Avant de transporter le corps à la Morgue (c), on le
laisse quelque temps sur la berge, pour le ramener
à la vie
. La foule compacte se rassemble autour du
corps. Ceux qui ne peuvent pas voir, parce qu'ils
sont derrière, poussent, tant qu'ils peuvent, ceux qui
sont devant. Chacun*s se dit : « Ce n'est pas moi qui
me serais noyé ». On plaint le jeune homme qui s'est
suicidé; on l'admire; mais, on ne l'imite pas (1). Et,
cependant, lui, a trouvé très naturel de se donner la
mort, ne jugeant rien sur la terre (d) capable de le contenter,
et aspirant plus haut (e). Sa figure est distinguée,
et ses habits sont riches (2). A-t-il encore (f) dix-sept
ans ? C'est mourir jeune ! La foule paralysée continue
de jeter sur lui ses yeux immobiles (g)... Il se fait nuit.
Chacun*s se retire silencieusement. Aucun*i n'ose renverser
le noyé, pour lui faire rejeter l'eau qui remplit
son corps. On a craint de passer pour sensible, et
aucun*i n'a bougé, retranché dans le col de sa chemise.
L'un s'en va, en sifflotant aigrement une tyrolienne
absurde; l'autre fait claquer ses doigts
comme des castagnettes... Harcelé par sa pensée
sombre (3), Maldoror, sur son cheval, passe près de cet
endroit, avec la vitesse de l'éclair. Il aperçoit le
noyé; cela suffit. Aussitôt, il a arrêté son coursier,
et est descendu de l'étrier. Il soulève le jeune homme
sans dégoût, et lui fait rejeter l'eau avec abondance.
À la pensée que ce corps inerte pourrait revivre sous
sa main, il sent son coeur bondir, sous cette impression
excellente, et redouble de courage. Vains efforts !
Vains efforts, ai-je dit, et c'est vrai. Le cadavre reste
inerte, et se laisse tourner en tous sens. Il frotte les
tempes; il frictionne ce membre-ci, ce membre-là; il
souffle pendant une heure, dans la bouche, en pressant
ses lèvres contre les lèvres de l'inconnu. Il lui
semble enfin sentir sous sa main, appliquée contre la
poitrine, un léger battement. Le noyé vit ! À ce moment
suprême, on put remarquer que plusieurs rides
disparurent du front du cavalier (4), et le rajeunirent
de dix ans. Mais, hélas ! les rides reviendront, peut-
être demain, peut-être aussitôt qu'il se sera éloigné
des bords de la Seine. En attendant, le noyé ouvre
des yeux ternes, et, par un sourire blafard, remercie
son bienfaiteur; mais, il est faible encore, et ne peut
faire aucun mouvement.

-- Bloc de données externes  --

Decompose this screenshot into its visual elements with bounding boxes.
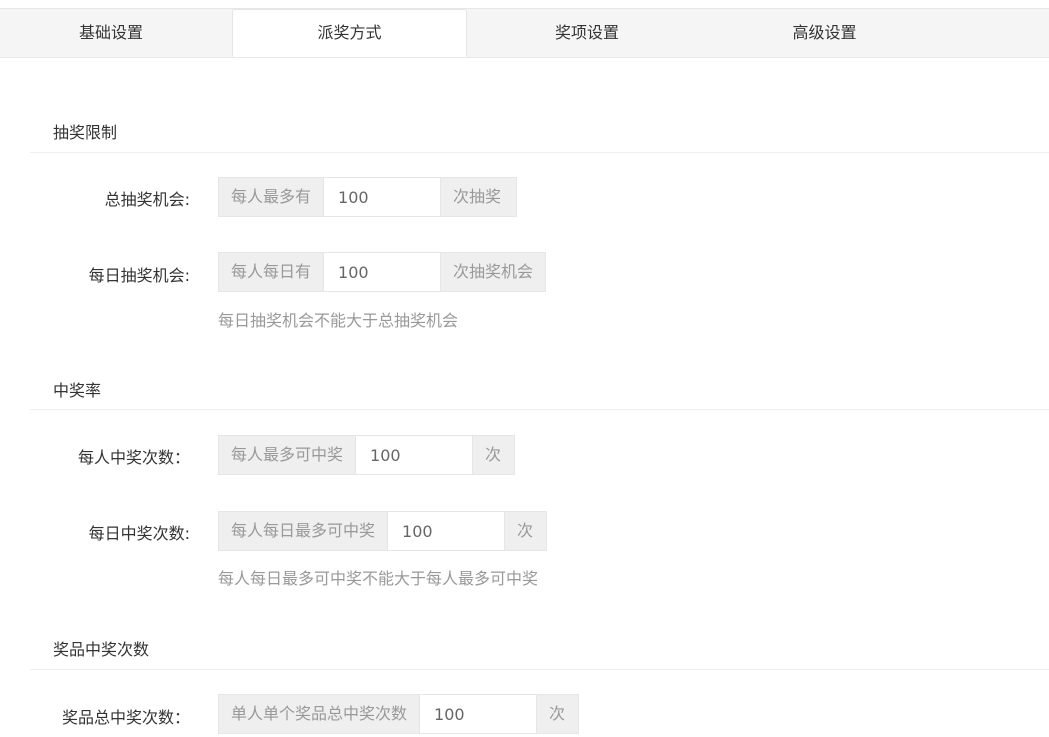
total-chances-label: 总抽奖机会: <box>104 190 190 209</box>
daily-wins-input[interactable] <box>387 511 506 551</box>
prize-total-wins-label: 奖品总中奖次数： <box>61 708 190 727</box>
daily-wins-label: 每日中奖次数: <box>88 524 190 543</box>
total-chances-input[interactable] <box>323 177 442 217</box>
daily-chances-input-group: 每人每日有 次抽奖机会 <box>218 252 547 292</box>
prize-total-wins-input[interactable] <box>419 694 538 734</box>
daily-chances-prefix: 每人每日有 <box>218 252 324 292</box>
per-person-wins-input[interactable] <box>355 435 474 475</box>
daily-chances-input[interactable] <box>323 252 442 292</box>
daily-chances-hint: 每日抽奖机会不能大于总抽奖机会 <box>218 311 459 330</box>
daily-wins-prefix: 每人每日最多可中奖 <box>218 511 388 551</box>
per-person-wins-prefix: 每人最多可中奖 <box>218 435 356 475</box>
per-person-wins-label: 每人中奖次数： <box>77 448 190 467</box>
section-title-prize-wins: 奖品中奖次数 <box>53 640 150 659</box>
per-person-wins-suffix: 次 <box>473 435 516 475</box>
tab-award-method[interactable]: 派奖方式 <box>232 9 467 57</box>
prize-total-wins-prefix: 单人单个奖品总中奖次数 <box>218 694 420 734</box>
divider <box>30 409 1049 410</box>
daily-wins-suffix: 次 <box>505 511 548 551</box>
divider <box>30 669 1049 670</box>
tab-basic-settings[interactable]: 基础设置 <box>0 9 222 57</box>
divider <box>30 152 1049 153</box>
per-person-wins-input-group: 每人最多可中奖 次 <box>218 435 516 475</box>
daily-chances-suffix: 次抽奖机会 <box>441 252 547 292</box>
tab-advanced-settings[interactable]: 高级设置 <box>707 9 942 57</box>
prize-total-wins-suffix: 次 <box>537 694 580 734</box>
daily-wins-hint: 每人每日最多可中奖不能大于每人最多可中奖 <box>218 569 539 588</box>
daily-chances-label: 每日抽奖机会: <box>88 266 190 285</box>
total-chances-input-group: 每人最多有 次抽奖 <box>218 177 518 217</box>
daily-wins-input-group: 每人每日最多可中奖 次 <box>218 511 548 551</box>
tab-prize-settings[interactable]: 奖项设置 <box>467 9 707 57</box>
section-title-win-rate: 中奖率 <box>53 381 102 400</box>
tab-bar: 基础设置 派奖方式 奖项设置 高级设置 <box>0 9 1049 58</box>
total-chances-prefix: 每人最多有 <box>218 177 324 217</box>
total-chances-suffix: 次抽奖 <box>441 177 518 217</box>
section-title-draw-limit: 抽奖限制 <box>53 123 118 142</box>
prize-total-wins-input-group: 单人单个奖品总中奖次数 次 <box>218 694 580 734</box>
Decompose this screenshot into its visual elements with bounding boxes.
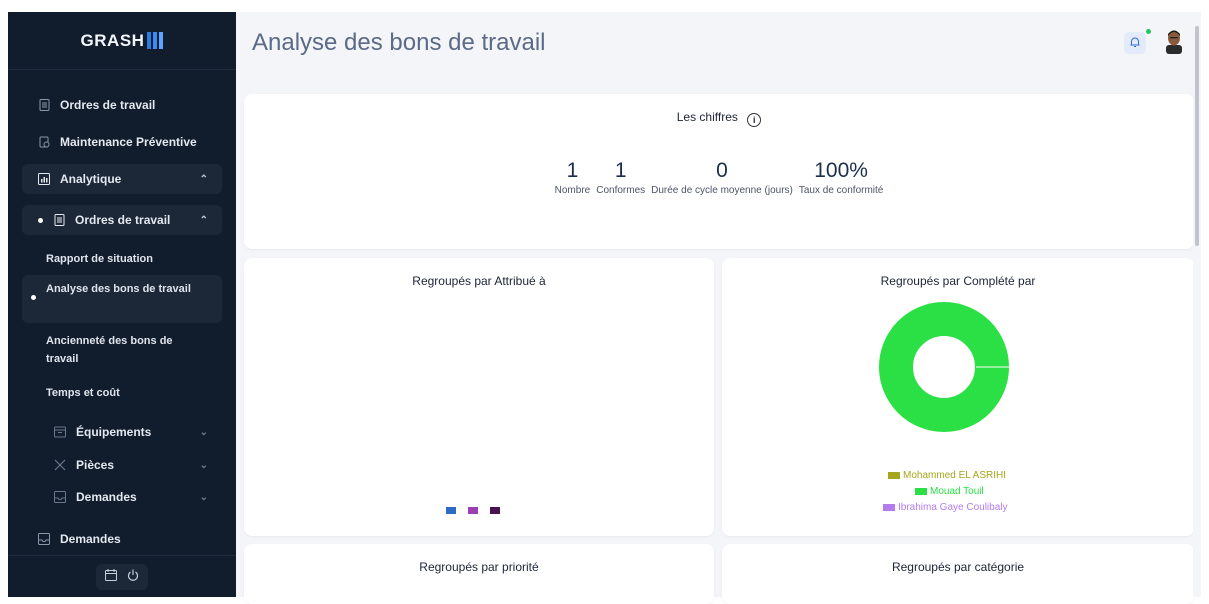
stat-value: 100% [814, 159, 868, 182]
chevron-up-icon: ⌃ [199, 173, 208, 185]
donut-chart[interactable] [879, 302, 1009, 432]
sidebar-subitem-time-and-cost[interactable]: Temps et coût [46, 384, 228, 402]
page-title: Analyse des bons de travail [252, 29, 546, 56]
sidebar-item-label: Équipements [76, 425, 152, 439]
chart-title: Regroupés par Attribué à [412, 274, 546, 288]
legend-swatch [490, 507, 500, 514]
sidebar: GRASH Ordres de travail Maintenance Prév… [8, 12, 236, 597]
sidebar-item-label: Analytique [60, 172, 122, 186]
chevron-down-icon: ⌄ [199, 459, 208, 471]
legend-item[interactable]: Ibrahima Gaye Coulibaly [883, 502, 1008, 513]
chart-card-completed: Regroupés par Complété par Mohammed EL A… [722, 258, 1194, 536]
sidebar-subitem-label: Analyse des bons de travail [46, 283, 191, 295]
stat-compliance-rate: 100% Taux de conformité [799, 159, 884, 196]
chart-title: Regroupés par priorité [419, 560, 539, 574]
inbox-icon [38, 533, 50, 545]
stat-label: Nombre [554, 185, 591, 196]
sidebar-item-label: Maintenance Préventive [60, 135, 197, 149]
summary-card: Les chiffres i 1 Nombre 1 Conformes 0 Du… [244, 94, 1194, 249]
box-icon [54, 426, 66, 438]
scrollbar-thumb[interactable] [1195, 26, 1199, 246]
chart-card-category: Regroupés par catégorie [722, 544, 1194, 604]
chart-title: Regroupés par Complété par [880, 274, 1036, 288]
legend-swatch [446, 507, 456, 514]
sidebar-item-equipment[interactable]: Équipements ⌄ [38, 417, 222, 447]
sidebar-item-label: Demandes [76, 490, 137, 504]
main-content: Analyse des bons de travail Les chiffres [236, 12, 1201, 604]
sidebar-footer-buttons [96, 563, 148, 590]
sidebar-item-preventive-maintenance[interactable]: Maintenance Préventive [22, 127, 222, 157]
stat-label: Durée de cycle moyenne (jours) [651, 185, 793, 196]
stat-compliant: 1 Conformes [596, 159, 645, 196]
stat-value: 1 [566, 159, 579, 182]
sidebar-subitem-work-order-analysis[interactable]: Analyse des bons de travail [31, 280, 206, 300]
sidebar-item-requests[interactable]: Demandes [22, 524, 222, 554]
summary-title-text: Les chiffres [676, 110, 738, 124]
sidebar-item-analytics[interactable]: Analytique ⌃ [22, 164, 222, 194]
document-icon [53, 214, 65, 226]
sidebar-item-parts[interactable]: Pièces ⌄ [38, 450, 222, 480]
legend-label: Ibrahima Gaye Coulibaly [898, 502, 1008, 513]
tools-icon [54, 459, 66, 471]
sidebar-subitem-label: Rapport de situation [46, 253, 153, 265]
summary-title: Les chiffres i [244, 110, 1194, 127]
notification-button[interactable] [1124, 32, 1146, 54]
summary-stats: 1 Nombre 1 Conformes 0 Durée de cycle mo… [244, 159, 1194, 196]
header: Analyse des bons de travail [236, 12, 1201, 74]
sidebar-subitem-label: Ancienneté des bons de travail [46, 335, 173, 365]
stat-value: 0 [716, 159, 728, 182]
stat-value: 1 [614, 159, 627, 182]
chart-card-priority: Regroupés par priorité [244, 544, 714, 604]
stat-label: Taux de conformité [798, 185, 884, 196]
stat-count: 1 Nombre [555, 159, 591, 196]
app-root: GRASH Ordres de travail Maintenance Prév… [0, 12, 1209, 604]
avatar[interactable] [1163, 28, 1185, 54]
sidebar-item-label: Ordres de travail [60, 98, 156, 112]
logo-bars-icon [147, 32, 164, 49]
sidebar-subitem-status-report[interactable]: Rapport de situation [46, 250, 228, 268]
inbox-icon [54, 491, 66, 503]
legend-swatch [883, 504, 895, 511]
alarm-icon [1129, 36, 1141, 51]
calendar-icon[interactable] [105, 569, 117, 584]
chevron-down-icon: ⌄ [199, 491, 208, 503]
sidebar-item-work-orders[interactable]: Ordres de travail [22, 90, 222, 120]
logo[interactable]: GRASH [8, 12, 236, 70]
sidebar-item-requests-analytics[interactable]: Demandes ⌄ [38, 482, 222, 512]
power-icon[interactable] [127, 569, 139, 584]
sidebar-item-label: Demandes [60, 532, 121, 546]
sidebar-item-analytics-work-orders[interactable]: Ordres de travail ⌃ [22, 205, 222, 235]
sidebar-subitem-label: Temps et coût [46, 387, 120, 399]
clipboard-clock-icon [38, 136, 50, 148]
bullet-icon [31, 295, 36, 300]
legend-item[interactable]: Mohammed EL ASRIHI [888, 470, 1006, 481]
chart-card-assigned: Regroupés par Attribué à [244, 258, 714, 536]
sidebar-subitem-work-order-aging[interactable]: Ancienneté des bons de travail [46, 332, 206, 368]
stat-label: Conformes [596, 185, 646, 196]
chevron-down-icon: ⌄ [199, 426, 208, 438]
legend-swatch [888, 472, 900, 479]
logo-text: GRASH [80, 30, 145, 50]
document-icon [38, 99, 50, 111]
stat-cycle-time: 0 Durée de cycle moyenne (jours) [651, 159, 793, 196]
legend-swatch [915, 488, 927, 495]
bullet-icon [38, 217, 43, 223]
notification-dot [1146, 29, 1151, 34]
chevron-up-icon: ⌃ [199, 214, 208, 226]
legend-swatch [468, 507, 478, 514]
legend-label: Mohammed EL ASRIHI [903, 470, 1007, 481]
legend-item[interactable]: Mouad Touil [915, 486, 984, 497]
chart-icon [38, 173, 50, 185]
info-icon[interactable]: i [747, 113, 762, 127]
scrollbar[interactable] [1193, 12, 1201, 597]
legend-label: Mouad Touil [930, 486, 984, 497]
sidebar-footer [8, 555, 236, 597]
sidebar-item-label: Ordres de travail [75, 213, 171, 227]
chart-title: Regroupés par catégorie [891, 560, 1025, 574]
sidebar-item-label: Pièces [76, 458, 115, 472]
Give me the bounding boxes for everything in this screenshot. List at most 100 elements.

Sauver la vie à quelqu'un (h),
que c'est beau ! Et comme cette action rachète de
fautes ! L'homme aux lèvres de bronze, occupé jusque-
là à l'arracher de la mort, regarde le jeune
homme avec plus d'attention, et ses traits ne lui paraissent
pas inconnus. Il se dit qu'entre l'asphyxié,
aux cheveux blonds, et Holzer, il n'y a pas beaucoup
de différence. Les voyez-vous comme ils s'embrassent
avec effusion ! N'importe ! L'homme à la prunelle de
jaspe tient à conserver l'apparence d'un rôle sévère (i) (5).
Sans rien dire, il prend son ami qu'il met en croupe,
et le coursier s'éloigne au galop. Ô toi (6), Holzer, qui
te croyais si raisonnable et si fort, n'as-tu pas vu,
par ton exemple même, comme il est difficile, dans
un accès de désespoir, de conserver le sang-froid
dont tu te vantes ? J'espère que tu ne me causeras
plus un pareil chagrin, et moi, de mon côté, je t'ai
promis de ne jamais attenter à ma vie.


1. Variantes

      La strophe qui n'a connu qu'une édition et n'a pas de sources textuelles développées n'a donc aucune variante. Une correction, cependant s'impose :

1) 131: 16  P 1869 dont tu te vantes. > ?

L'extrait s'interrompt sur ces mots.